The settlement of controversies "over estates is not to be discouraged. The statute however cannot be changed to encourage settlements, nor is it apparent that the doctrine of the seven states particularly discourages settlements any more than that the Pennsylvania doctrine encourages them. Certainly the case before us illustrates no practical discouragement. The niece was willing to part with $800 in settlement. The succession tax which she is contesting is $24. The parties may make such a settlement as they wish, but if they take title by the will they cannot settle in disregard of the statute which imposes a succession tax upon the gifts to them. The statute embarrasses them only when they seek to avoid the succession tax. .
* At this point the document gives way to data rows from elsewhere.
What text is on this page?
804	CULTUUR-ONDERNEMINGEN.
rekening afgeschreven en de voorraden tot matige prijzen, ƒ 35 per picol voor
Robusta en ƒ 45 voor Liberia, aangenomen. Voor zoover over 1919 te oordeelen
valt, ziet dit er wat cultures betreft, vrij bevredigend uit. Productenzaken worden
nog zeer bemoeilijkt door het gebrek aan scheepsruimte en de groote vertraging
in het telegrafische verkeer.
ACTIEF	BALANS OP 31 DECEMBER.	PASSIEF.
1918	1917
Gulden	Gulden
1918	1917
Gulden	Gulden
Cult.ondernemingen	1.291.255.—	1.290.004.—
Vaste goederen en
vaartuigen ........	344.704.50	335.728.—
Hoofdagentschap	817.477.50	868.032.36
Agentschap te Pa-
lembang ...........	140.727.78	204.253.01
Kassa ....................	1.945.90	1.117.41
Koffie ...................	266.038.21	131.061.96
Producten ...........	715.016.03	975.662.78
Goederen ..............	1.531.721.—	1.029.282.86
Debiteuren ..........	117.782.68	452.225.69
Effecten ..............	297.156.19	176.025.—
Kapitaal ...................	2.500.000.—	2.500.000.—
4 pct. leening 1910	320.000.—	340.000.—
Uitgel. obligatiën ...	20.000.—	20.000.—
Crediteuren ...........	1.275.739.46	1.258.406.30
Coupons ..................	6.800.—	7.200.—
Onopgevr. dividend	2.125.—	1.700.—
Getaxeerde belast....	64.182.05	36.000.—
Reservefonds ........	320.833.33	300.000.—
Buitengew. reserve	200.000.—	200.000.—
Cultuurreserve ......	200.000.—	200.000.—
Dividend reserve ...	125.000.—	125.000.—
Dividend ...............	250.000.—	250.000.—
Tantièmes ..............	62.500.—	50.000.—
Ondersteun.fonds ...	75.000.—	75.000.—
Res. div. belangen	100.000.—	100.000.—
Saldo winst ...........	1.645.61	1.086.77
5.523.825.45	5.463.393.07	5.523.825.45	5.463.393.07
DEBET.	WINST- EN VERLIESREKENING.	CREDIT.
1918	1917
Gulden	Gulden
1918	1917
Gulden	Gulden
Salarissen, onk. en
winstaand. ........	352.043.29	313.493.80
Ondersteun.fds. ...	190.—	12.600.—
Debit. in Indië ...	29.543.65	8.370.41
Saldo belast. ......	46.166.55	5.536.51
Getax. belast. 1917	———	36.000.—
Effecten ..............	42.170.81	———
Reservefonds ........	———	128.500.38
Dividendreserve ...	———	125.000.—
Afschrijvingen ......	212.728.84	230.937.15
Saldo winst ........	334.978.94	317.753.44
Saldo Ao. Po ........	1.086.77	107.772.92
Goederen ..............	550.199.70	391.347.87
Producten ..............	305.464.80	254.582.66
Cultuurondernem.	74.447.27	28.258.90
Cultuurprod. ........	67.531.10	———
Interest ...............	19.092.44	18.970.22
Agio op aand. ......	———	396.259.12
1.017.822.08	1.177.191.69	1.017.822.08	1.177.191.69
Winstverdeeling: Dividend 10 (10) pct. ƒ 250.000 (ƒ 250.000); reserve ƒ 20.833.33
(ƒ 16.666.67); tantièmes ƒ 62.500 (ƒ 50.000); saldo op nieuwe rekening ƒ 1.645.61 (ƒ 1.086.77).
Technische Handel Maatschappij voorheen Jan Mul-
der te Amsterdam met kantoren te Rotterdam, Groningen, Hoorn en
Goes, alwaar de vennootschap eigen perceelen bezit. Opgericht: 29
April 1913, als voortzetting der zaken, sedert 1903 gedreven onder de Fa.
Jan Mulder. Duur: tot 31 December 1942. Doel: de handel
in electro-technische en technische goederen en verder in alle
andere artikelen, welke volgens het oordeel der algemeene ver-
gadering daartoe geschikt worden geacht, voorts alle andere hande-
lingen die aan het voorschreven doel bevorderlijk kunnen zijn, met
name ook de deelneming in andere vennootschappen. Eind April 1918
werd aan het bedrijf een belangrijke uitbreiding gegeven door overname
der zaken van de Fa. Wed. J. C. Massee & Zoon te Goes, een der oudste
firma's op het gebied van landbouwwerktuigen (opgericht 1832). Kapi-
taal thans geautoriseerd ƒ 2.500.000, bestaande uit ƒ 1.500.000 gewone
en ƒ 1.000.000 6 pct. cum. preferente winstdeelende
In the administration of our inheritance tax law it may be said, as the Massachusetts court said relative to its own tax law: “It is important that in the assessment of this tax there should be a plain, simple rule. The property upon which the tax is to be assessed is that which passes by will or by the laws regulating intestate succession. When there is a will * * * whatever does pass by it passes to the legatees therein named, and by force of the will passes .to no other person.” •
Justice Hallam concurs in the dissent.